京セラコミュニケーションシステムは、北海道石狩市にて再生可能エネルギー100%で運営する「ゼロエミッション・データセンター 石狩」(ZED石狩)を2024年10月1日に開所した。

「ゼロエミッション・データセンター 石狩」。ZED石狩の敷地面積は約15,000㎡で、受電容量は2~3MW。(出典:京セラコミュニケーションシステム) イメージ
「ゼロエミッション・データセンター 石狩」。ZED石狩の敷地面積は約15,000㎡で、受電容量は2~3MW。(出典:京セラコミュニケーションシステム)

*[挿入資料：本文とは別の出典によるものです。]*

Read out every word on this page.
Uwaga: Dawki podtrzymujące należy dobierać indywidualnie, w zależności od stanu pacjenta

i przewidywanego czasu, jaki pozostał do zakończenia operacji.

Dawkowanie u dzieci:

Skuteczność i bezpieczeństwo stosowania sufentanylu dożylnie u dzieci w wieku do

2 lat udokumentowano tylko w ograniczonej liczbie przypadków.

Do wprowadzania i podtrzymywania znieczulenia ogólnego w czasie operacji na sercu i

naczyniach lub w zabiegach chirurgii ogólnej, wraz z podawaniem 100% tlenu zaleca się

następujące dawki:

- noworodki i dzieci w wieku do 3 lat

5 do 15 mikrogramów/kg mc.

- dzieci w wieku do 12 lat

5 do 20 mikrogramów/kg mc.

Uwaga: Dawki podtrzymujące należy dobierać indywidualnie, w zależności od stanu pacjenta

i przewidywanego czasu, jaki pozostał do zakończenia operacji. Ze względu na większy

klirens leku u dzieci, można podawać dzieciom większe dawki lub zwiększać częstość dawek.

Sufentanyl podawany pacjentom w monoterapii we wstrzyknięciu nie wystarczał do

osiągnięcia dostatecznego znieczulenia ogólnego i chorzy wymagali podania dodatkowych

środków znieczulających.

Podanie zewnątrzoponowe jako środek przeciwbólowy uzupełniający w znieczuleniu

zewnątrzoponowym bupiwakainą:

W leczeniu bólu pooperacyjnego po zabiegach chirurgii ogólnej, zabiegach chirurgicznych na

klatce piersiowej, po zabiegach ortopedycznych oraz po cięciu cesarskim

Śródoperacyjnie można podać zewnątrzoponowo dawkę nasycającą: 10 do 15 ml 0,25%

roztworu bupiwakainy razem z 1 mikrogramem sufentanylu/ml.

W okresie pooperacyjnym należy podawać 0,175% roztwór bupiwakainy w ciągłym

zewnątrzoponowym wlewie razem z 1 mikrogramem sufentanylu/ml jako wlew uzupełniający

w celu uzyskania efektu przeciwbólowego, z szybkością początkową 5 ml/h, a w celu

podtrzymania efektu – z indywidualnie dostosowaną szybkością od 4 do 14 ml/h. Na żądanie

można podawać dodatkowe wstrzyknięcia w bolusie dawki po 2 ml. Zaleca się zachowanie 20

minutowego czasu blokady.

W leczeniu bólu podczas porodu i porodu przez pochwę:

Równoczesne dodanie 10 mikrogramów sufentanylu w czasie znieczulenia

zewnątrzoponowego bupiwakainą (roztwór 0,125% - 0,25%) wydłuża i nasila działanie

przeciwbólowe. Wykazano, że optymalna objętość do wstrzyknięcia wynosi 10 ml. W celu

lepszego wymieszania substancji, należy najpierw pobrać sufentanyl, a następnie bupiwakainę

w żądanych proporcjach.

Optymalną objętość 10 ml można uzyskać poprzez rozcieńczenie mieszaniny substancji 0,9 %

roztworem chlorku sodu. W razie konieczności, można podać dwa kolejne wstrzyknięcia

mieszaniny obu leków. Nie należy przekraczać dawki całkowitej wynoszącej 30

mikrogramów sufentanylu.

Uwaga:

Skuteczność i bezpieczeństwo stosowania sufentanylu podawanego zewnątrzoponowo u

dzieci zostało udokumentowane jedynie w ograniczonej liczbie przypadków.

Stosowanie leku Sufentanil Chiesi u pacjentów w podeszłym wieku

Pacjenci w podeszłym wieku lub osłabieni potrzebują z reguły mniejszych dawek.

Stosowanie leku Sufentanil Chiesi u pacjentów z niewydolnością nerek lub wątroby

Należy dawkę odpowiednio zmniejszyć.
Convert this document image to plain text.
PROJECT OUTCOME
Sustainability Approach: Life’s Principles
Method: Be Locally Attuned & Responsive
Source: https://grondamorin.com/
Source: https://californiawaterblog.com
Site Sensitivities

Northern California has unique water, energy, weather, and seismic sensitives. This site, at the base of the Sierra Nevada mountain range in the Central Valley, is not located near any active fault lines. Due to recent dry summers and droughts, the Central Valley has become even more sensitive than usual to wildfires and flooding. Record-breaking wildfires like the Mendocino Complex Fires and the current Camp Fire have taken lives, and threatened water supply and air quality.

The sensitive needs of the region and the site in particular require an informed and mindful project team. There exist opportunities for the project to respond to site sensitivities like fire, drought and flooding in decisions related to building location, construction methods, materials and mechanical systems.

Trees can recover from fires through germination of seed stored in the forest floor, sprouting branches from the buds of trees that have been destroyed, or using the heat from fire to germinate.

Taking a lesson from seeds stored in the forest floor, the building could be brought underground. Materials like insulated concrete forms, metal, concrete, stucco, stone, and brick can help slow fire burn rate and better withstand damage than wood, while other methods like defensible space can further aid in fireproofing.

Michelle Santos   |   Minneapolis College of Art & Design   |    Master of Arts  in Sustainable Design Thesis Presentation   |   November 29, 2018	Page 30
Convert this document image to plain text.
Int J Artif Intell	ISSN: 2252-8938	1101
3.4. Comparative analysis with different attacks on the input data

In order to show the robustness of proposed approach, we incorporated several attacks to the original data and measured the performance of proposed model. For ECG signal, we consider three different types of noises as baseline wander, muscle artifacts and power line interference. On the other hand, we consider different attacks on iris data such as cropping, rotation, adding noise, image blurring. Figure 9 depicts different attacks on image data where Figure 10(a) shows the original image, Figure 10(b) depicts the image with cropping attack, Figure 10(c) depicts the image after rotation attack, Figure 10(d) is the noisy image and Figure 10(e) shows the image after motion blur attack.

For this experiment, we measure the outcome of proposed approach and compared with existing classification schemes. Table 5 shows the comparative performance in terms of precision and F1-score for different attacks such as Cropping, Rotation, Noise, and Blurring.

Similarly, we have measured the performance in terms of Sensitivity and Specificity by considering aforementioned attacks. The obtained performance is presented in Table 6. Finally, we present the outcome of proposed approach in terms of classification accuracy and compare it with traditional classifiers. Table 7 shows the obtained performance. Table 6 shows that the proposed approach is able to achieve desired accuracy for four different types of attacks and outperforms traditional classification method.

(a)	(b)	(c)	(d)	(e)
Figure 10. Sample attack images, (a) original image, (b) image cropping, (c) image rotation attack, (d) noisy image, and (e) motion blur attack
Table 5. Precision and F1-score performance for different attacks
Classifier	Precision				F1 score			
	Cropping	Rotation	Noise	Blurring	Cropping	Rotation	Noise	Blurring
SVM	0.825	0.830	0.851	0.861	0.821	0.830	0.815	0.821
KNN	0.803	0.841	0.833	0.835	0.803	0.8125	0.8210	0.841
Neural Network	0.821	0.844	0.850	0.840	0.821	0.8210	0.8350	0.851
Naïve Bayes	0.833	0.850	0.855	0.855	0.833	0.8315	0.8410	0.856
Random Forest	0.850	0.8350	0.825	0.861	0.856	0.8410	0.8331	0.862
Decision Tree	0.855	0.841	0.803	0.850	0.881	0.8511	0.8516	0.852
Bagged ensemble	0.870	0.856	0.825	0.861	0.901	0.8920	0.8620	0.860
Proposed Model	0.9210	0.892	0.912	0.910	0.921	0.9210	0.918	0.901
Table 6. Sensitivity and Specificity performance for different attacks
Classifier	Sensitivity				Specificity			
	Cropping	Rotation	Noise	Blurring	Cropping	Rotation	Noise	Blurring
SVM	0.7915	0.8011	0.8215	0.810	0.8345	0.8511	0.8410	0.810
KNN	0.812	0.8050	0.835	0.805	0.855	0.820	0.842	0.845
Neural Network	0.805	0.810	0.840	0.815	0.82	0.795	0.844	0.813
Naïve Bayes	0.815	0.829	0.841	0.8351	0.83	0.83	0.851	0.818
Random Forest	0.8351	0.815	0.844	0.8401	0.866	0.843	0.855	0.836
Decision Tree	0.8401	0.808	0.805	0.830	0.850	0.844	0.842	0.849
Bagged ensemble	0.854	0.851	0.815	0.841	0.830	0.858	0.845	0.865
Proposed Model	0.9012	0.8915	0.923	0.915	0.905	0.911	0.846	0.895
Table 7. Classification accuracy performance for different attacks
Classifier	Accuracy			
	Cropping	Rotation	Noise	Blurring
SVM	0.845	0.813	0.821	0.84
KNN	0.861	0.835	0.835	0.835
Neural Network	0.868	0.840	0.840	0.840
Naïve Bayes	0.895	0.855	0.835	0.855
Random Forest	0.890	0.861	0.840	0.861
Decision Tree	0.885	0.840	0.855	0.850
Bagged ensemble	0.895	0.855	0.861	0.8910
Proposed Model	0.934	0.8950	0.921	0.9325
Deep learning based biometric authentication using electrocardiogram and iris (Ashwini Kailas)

ZED石狩では、石狩湾新港洋上風力発電所の電力と、データセンターの近隣に新設した同社所有の太陽光発電所の電力を組み合わせてデータセンターを運用する。また、蓄電池とAI技術を活用した電力需給制御と電力需要のタイムシフトの推進により、時間単位でカーボンフリー電力をマッチングする取り組みを行い、常時再エネ100%を実現する。

「ゼロエミッション・データセンター 石狩」の電源構成(出典:京セラコミュニケーションシステム) イメージ
「ゼロエミッション・データセンター 石狩」の電源構成(出典:京セラコミュニケーションシステム)

都市部でも進む再エネ利用

北海道だけはなく、都市部のデータセンターでも再エネの活用が進んでいる。

NECは、100%再生可能エネルギーを活用したグリーンなデータセンターとして「NEC神奈川データセンター二期棟」と「NEC神戸データセンター三期棟」を開設し、2024年5月よりサービス提供を開始している。

「NEC神奈川データセンター二期棟」(出典:NEC) イメージ
「NEC神奈川データセンター二期棟」(出典:NEC)

これらのデータセンターが利用する電力は100%再生可能エネルギーでまかない、希望する顧客に対しては、使用した電力に応じて非化石価値を提供(化石燃料を使用せずに発電された電力の環境価値を示す非化石証書を発行)する。データセンターが利用する電力を削減する取り組みとしては、高温冷水、自然エネルギーによるクーリングなどを導入・活用している。

また、NTTデータグループは、東京電力エナジーパートナーおよびプロメディアと、オフサイトフィジカルコーポレートPPAを締結。2024年8月から順次、NTTデータグループの三鷹データセンターEASTにおいて、埼玉県・栃木県に新設される太陽光発電所(合計3,700kW)で発電された年間440万kWhの電力(年間で一般家庭約1,000世帯相当)を利用する。

この再エネ電力は、プロメディアが発電し東京電力エナジーパートナーが供給するもので、三鷹EASTで使用する電力の約20%相当をまかなう予定で、年間で約1,580トンのCO2排出量削減が期待できるという。

経済産業省は、今後、データセンターや半導体工場の新増設により、2024年度で+48万kW、2033年度で+537万kWの最大電力需要の増加を見込んでいる。そのため、データセンターにおける再エネの活用は、今後、ますます重要になっていくだろう。